In our 1978 Burkhart opinion, the lead case on the subject of illegal sentences, the
defendant escaped from prison while serving a term for burglary. 566 S.W.2d at 872. He
pled guilty to escape and received a sentence concurrent with the one he was serving even
though the statute required a consecutive term. Id. When the Department of Correction
notified Burkhart that his sentence was to be served consecutively regardless of the judgment
by the trial court, he filed a petition asking for relief. Id. This Court held that the concurrent
sentence was imposed “in direct contravention of the express [statutory] provisions . . . and
consequently was a nullity.” Id. at 873. Citing precedent in a number of other jurisdictions,
this Court ruled that “a trial judge may correct an illegal, as opposed to a merely erroneous,
sentence at any time, even if it has become final.” Id. The case was remanded to the trial
court for further consideration as to whether the judgment should be set aside. Id.
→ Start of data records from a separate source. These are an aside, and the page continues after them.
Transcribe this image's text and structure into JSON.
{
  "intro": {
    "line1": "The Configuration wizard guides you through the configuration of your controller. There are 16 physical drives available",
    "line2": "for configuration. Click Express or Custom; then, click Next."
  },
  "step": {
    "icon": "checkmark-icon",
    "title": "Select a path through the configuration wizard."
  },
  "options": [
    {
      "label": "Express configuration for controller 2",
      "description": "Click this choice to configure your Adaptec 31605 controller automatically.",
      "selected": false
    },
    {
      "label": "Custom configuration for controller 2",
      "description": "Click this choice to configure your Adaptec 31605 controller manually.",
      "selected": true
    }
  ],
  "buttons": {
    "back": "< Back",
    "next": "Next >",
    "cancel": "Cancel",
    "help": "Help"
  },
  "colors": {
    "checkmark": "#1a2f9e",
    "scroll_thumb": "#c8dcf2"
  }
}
More recently, in Moody, this Court pointed out that habeas corpus is the proper
collateral remedy for the correction of an illegal sentence. 160 S.W.3d at 516. Moody
received consecutive six- and four-year sentences for spousal sexual battery and aggravated
assault. Id. at 514. He was sentenced to an enhanced supervised probation program, and the
judgment required him to register as a convicted sex offender. Id. He did not seek appeal
of the revocation order, nor did he file a petition for post-conviction or habeas corpus relief.
Id. When the trial court later revoked his probation, he filed a “Motion to Correct Errors in
Judgment,” challenging the legality of the sentences on the basis that he was convicted under
statutes that did not require his registration as a sex offender. Id. The motion was denied,
and Moody filed a petition for writ of certiorari. Id. Because the Tennessee Rules of
Appellate Procedure did not authorize a direct appeal from the denial of a motion to correct
an illegal sentence, we held that “the proper procedure for challenging an illegal sentence at
the trial level is through a petition for writ of habeas corpus.” Id. at 516.
Later, this Court refined the process by which a habeas corpus petitioner might be
permitted to establish the illegality of a sentence where a jurisdictional defect is not apparent
from the judgment. Summers, 212 S.W.3d at 261. We held that when there is “an illegal
sentence claim based on facts not apparent from the face of the judgment, an adequate record
for summary review must include pertinent documents to support those factual assertions.”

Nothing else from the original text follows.